É significativo que muitos desses mártires foram mortos durante a celebração ou em torno da Eucaristia. Isso nos recorda que a força para testemunhar a fé vem da comunhão com Cristo vivo.
Ao participarmos da Missa, somos fortalecidos com o mesmo amor que sustentou os mártires. Não recebemos apenas um pão, mas o próprio Cristo, que nos dá coragem para sermos suas testemunhas.
Num mundo marcado por incertezas e crises, o testemunho dos mártires e a Palavra de Deus nos recordam que a esperança cristã não é ilusória. É a esperança que nasce da vitória de Cristo sobre a morte.
Essa esperança nos impulsiona a sermos luz nas trevas, a lutar pela dignidade humana, a ser construtores de paz e reconciliação.
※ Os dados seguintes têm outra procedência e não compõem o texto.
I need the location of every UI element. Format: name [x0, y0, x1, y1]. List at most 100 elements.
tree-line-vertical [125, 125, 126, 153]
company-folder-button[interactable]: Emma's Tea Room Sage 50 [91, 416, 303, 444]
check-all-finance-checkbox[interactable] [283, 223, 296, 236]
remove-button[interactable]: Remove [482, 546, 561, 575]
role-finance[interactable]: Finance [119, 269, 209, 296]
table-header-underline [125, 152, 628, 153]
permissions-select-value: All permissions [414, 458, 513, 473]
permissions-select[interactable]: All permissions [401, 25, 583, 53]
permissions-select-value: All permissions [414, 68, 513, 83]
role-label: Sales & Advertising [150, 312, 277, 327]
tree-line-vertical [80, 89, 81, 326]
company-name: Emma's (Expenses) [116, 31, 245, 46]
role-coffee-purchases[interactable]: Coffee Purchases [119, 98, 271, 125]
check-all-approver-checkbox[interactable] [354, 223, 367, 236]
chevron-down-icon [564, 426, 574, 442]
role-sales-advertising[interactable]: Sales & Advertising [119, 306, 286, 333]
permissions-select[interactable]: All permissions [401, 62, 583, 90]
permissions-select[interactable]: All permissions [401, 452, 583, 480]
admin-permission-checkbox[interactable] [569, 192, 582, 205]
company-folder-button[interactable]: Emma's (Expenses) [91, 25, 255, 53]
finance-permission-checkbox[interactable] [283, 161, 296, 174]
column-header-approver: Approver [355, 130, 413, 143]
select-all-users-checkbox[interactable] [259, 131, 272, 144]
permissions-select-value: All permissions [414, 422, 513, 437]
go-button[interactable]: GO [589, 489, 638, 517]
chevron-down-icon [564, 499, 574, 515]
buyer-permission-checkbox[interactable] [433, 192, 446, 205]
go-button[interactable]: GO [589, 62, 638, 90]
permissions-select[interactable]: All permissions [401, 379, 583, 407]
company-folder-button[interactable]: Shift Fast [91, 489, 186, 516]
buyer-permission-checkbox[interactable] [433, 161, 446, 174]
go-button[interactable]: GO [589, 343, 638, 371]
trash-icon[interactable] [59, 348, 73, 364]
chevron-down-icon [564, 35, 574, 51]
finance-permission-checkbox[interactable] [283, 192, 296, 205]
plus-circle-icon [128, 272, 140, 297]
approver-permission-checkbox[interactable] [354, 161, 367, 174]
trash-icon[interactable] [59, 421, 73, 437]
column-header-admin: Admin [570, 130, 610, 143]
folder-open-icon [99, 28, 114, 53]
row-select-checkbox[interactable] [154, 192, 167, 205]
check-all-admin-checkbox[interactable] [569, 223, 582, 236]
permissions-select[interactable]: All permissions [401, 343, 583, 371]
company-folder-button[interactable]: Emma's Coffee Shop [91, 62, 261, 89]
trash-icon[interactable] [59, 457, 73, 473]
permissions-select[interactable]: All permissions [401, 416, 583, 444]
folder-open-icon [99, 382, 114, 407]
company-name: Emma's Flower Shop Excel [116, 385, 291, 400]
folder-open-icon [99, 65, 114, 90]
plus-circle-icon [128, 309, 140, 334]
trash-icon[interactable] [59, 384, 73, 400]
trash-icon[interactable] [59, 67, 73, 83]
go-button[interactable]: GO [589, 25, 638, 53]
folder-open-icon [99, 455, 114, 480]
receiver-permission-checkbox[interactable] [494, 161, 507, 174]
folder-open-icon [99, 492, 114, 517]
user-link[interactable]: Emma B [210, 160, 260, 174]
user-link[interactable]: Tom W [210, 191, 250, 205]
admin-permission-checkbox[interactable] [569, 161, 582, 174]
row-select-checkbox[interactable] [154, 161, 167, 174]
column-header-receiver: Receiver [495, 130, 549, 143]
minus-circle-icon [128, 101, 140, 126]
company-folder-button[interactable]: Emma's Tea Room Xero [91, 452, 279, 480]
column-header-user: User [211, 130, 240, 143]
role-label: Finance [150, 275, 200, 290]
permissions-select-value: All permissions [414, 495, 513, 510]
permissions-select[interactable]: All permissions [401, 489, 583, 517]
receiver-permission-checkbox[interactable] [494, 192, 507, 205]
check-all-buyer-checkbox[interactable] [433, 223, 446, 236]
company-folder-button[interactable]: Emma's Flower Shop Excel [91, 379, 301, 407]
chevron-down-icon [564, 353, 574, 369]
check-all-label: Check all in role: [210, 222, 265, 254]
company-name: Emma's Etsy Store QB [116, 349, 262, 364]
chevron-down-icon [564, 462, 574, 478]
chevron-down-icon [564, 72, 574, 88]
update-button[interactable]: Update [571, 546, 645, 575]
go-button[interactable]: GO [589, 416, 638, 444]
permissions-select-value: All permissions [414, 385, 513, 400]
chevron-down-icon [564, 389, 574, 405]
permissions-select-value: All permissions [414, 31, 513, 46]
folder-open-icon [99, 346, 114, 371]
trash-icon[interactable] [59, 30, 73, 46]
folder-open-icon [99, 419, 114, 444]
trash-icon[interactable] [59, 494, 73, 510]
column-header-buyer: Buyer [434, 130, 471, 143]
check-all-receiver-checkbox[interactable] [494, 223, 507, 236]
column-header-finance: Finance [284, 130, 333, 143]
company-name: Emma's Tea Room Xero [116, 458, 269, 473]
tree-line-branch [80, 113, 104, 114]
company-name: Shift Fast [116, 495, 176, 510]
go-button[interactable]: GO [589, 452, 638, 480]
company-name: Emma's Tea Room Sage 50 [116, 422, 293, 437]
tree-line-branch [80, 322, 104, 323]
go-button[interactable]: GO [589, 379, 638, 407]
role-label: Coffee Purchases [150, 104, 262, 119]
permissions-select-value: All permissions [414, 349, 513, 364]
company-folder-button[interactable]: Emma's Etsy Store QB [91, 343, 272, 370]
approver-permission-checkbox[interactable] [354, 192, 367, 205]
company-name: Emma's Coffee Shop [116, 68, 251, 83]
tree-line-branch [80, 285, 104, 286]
Como dizia Bento XVI, “o cristão é aquele que vive do futuro, não do passado; é aquele que já vê brilhar a aurora da eternidade”.
Queridos irmãos e irmãs, diante do Senhor, renovemos hoje nosso compromisso de viver uma fé que não seja apenas nominal, mas que transforme nossa vida.
Que a memória de André de Soveral, Ambrósio Francisco Ferro, Mateus Moreira e companheiros mártires nos inspire a:
- Reconhecer nossas faltas e buscar a misericórdia do Senhor;
- Acolher com gratidão a Palavra de Deus e permitir que ela guie nossas decisões;
- Testemunhar Cristo com coragem, mesmo quando isso exige renúncias;
- Ser instrumentos de unidade e esperança no meio das divisões do mundo.
Que Maria Santíssima, Rainha dos Mártires, e os santos mártires do Brasil intercedam por nós para que sejamos fiéis discípulos missionários de Cristo.
Amém.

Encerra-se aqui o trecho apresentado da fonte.